I've run Signalminder units on a few bikes now and think they're great. I don't have it wired to do anything other than cancel the indicators. In Oz (where we have yellow indicators) I think having your rear indicators flashing when you brake would just confuse most motorists. I don't think the front indicators would be all that flash (sorry about the pun) as running lights either. A few years ago I ran a little device that made the headlight flicker during the day. The flickering light made it very noticeable, far more so than a light that was just on. I'll have to see if I can find what it was called. It came with a photoelectric sensor so it only worked during the day and gave a normal solid light when it was dark.
Thanks - I'm only changing from the Motogadget Mo-stop for the feature of Signalminder to pause the countdown while the brakes are on.
I think I will then get away with the 10 second flash option
Cheers
 
I believe the indicators as brake flasher option only works on all four corners as there is no way for it to activate the two rear indicators alone, due to common circuits for F/B left or F/B right lamps.

I do not run brake flashing option a bit too disco for me.
I run their TailBlazer brake lamp flasher unit to help prevent rear enders. Uses a decaying 2 or 3 second rate of flash before becoming constant.


I do like the side marker option and have run that way for some years. It can only help you stand out in traffic. The lamps seem to be at a slightly lower brightness as markers. Then when signaling, the lamp pair cycles to off, then that pair goes to a full brightness on/off cycle, while opposite pair stay at the lower constant brightness. I run all LEDs so the effect might be different for incandescents.

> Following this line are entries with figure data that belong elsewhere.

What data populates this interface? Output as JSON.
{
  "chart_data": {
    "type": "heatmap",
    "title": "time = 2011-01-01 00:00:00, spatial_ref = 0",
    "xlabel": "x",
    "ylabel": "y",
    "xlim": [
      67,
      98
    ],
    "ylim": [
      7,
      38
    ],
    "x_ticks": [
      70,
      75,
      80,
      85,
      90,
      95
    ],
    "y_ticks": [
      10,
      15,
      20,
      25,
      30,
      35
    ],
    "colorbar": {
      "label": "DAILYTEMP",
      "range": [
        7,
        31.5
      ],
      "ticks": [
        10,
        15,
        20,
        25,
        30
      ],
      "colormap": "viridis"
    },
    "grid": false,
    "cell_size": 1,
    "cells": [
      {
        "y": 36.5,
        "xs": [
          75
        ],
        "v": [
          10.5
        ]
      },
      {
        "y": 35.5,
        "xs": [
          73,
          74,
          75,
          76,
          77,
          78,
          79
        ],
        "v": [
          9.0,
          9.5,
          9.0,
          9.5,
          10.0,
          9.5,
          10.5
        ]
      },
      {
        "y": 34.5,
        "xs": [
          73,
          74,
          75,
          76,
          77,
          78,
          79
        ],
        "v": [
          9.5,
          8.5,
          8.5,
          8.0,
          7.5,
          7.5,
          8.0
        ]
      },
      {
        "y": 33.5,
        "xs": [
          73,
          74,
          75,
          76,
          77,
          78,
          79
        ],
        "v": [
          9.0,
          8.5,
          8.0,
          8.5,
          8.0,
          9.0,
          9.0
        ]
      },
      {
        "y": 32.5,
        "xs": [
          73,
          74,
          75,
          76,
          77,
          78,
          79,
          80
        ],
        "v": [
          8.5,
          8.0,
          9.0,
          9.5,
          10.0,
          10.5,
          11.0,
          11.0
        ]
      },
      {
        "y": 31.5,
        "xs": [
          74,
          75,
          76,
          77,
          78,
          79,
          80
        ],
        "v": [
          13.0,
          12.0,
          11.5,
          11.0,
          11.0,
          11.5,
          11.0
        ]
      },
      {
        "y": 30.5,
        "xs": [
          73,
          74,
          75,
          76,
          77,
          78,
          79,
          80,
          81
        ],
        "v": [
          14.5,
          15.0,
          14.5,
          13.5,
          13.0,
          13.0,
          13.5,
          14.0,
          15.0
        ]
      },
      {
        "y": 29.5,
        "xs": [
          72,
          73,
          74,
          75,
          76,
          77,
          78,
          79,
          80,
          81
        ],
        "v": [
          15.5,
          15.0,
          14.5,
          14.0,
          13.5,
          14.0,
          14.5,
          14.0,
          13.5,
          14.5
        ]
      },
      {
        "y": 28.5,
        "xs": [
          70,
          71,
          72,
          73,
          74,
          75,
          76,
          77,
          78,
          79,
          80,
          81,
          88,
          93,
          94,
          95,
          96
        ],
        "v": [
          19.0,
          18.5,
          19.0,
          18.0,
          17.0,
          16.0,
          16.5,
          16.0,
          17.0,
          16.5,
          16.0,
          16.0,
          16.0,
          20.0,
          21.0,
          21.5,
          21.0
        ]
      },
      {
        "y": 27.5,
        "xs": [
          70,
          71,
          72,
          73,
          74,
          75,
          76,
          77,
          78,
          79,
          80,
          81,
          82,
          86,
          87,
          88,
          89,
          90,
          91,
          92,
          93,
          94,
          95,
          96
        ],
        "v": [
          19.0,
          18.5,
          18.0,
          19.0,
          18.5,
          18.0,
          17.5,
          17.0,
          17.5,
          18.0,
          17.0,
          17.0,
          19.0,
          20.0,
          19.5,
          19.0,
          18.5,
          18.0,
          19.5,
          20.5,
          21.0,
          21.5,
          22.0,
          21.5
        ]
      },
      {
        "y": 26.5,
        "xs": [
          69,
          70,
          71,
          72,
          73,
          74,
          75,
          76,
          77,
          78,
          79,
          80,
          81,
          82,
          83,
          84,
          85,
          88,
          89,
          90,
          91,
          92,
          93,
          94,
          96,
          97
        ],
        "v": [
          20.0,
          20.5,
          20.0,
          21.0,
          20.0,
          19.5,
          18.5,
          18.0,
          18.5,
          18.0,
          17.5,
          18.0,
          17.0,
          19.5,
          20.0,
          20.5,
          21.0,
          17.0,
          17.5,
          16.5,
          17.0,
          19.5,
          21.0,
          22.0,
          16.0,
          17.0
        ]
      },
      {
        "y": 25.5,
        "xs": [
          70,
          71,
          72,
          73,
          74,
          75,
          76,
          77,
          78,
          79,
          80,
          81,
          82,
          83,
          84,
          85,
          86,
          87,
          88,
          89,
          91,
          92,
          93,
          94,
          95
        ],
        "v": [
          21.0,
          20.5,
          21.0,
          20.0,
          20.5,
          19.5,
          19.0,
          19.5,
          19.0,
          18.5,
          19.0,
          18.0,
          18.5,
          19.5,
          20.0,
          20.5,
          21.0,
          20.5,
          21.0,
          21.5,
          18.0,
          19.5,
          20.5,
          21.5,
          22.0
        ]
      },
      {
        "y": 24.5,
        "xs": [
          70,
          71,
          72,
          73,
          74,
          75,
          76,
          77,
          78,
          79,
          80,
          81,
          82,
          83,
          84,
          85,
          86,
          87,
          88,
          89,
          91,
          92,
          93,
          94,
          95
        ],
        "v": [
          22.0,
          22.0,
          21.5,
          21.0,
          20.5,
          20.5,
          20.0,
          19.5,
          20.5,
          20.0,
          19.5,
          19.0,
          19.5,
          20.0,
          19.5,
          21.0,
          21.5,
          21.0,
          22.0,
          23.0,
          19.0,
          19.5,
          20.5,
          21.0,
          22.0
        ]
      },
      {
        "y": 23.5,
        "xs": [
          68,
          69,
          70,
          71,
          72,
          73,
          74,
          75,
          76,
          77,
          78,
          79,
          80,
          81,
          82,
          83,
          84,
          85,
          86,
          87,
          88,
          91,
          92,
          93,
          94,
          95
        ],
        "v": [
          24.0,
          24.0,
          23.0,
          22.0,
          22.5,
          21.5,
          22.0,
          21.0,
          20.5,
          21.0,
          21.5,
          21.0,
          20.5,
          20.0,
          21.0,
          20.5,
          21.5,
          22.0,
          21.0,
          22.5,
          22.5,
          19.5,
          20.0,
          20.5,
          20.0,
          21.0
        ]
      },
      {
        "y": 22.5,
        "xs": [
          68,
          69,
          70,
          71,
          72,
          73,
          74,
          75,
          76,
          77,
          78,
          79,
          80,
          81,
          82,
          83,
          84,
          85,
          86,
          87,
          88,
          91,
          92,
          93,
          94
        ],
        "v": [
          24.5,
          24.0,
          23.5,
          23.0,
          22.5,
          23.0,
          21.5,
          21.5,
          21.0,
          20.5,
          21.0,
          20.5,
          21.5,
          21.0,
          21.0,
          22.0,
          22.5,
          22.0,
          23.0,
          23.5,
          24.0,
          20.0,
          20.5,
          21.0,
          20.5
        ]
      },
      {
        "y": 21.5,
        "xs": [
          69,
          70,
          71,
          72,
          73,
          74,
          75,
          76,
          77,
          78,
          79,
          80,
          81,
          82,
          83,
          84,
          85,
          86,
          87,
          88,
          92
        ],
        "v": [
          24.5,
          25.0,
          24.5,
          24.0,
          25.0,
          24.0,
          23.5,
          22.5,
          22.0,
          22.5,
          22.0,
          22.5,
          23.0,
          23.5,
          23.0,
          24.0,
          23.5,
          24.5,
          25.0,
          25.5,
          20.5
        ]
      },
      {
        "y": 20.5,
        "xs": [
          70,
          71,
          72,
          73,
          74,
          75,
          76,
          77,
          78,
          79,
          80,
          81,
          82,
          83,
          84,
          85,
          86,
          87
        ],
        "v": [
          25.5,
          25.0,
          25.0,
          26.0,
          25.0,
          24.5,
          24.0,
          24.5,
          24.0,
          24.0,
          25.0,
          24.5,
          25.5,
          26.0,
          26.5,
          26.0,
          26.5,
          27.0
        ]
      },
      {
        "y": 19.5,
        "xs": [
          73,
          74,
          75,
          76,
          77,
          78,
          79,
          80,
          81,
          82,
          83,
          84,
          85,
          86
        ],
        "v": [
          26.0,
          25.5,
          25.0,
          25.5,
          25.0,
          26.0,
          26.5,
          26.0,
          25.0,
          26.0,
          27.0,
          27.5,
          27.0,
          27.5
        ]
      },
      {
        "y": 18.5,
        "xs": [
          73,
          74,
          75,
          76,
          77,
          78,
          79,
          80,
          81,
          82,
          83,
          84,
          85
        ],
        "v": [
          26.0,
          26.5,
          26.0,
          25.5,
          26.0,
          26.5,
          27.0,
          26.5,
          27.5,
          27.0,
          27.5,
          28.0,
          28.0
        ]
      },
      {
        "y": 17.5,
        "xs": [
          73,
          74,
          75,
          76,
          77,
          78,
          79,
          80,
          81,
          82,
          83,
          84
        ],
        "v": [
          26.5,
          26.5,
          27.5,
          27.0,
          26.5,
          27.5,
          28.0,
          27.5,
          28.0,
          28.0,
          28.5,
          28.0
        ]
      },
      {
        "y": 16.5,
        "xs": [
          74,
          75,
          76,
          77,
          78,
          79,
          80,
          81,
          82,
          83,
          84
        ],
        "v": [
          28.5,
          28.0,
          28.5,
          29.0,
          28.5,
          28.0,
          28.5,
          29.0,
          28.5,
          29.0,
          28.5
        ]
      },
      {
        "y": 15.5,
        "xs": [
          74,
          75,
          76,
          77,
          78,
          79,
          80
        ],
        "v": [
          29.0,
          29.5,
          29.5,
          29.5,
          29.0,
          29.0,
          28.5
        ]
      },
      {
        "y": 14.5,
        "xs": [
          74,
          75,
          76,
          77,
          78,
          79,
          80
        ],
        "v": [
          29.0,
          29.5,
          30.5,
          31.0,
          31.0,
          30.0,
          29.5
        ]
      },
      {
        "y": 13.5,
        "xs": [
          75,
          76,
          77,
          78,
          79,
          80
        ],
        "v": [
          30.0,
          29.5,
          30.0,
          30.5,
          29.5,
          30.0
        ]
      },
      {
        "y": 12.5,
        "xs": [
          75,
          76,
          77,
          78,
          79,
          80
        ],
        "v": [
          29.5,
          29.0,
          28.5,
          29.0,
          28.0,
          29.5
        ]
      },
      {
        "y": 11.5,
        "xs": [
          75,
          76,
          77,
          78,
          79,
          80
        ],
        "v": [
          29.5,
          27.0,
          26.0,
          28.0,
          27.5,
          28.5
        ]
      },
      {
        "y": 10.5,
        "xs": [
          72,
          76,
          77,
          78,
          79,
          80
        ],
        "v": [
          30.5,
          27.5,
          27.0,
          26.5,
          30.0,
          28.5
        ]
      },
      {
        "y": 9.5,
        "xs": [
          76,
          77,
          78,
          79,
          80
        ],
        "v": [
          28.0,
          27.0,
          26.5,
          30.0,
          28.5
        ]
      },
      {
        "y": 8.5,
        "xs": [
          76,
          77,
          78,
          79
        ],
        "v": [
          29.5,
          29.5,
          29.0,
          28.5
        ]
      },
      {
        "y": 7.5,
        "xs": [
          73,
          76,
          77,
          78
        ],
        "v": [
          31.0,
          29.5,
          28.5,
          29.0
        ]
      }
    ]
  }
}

I also have the auto flasher shut off set to maximum 30 blinks/seconds. I like this for those times when needing longer times for indicating while on a slow moving exit ramp etc. Would not want flashing to stop while still wanting it, as it could confuse others as to my intent. I can cancel it manually if needed for shorter time.
My advice for you is to try out all the options and have a fellow rider/driver give feedback on how it all is perceived. I've not had anyone ever complain about my lights.
 
Thanks for your input @Tornado - it has helped a lot.
I wired the Kisan Signalminder SM-1 in today (replacing the Motogadget M-Stop).
I connected the (optional) brake, left & right indicators giving me running lights as well as the brake-induced pause in the indicator cancel countdown.
I then wired the M-Stop (changed from Mode 7 to Mode 4) so that when the brake is applied I get 8 rapid flashes of the brake light (5Hz) before solid "on" (actually it pulses each second).
I'll go for a ride with a friend behind me to ensure the result is safer and not confusing.
I'm pretty sure the result will be :).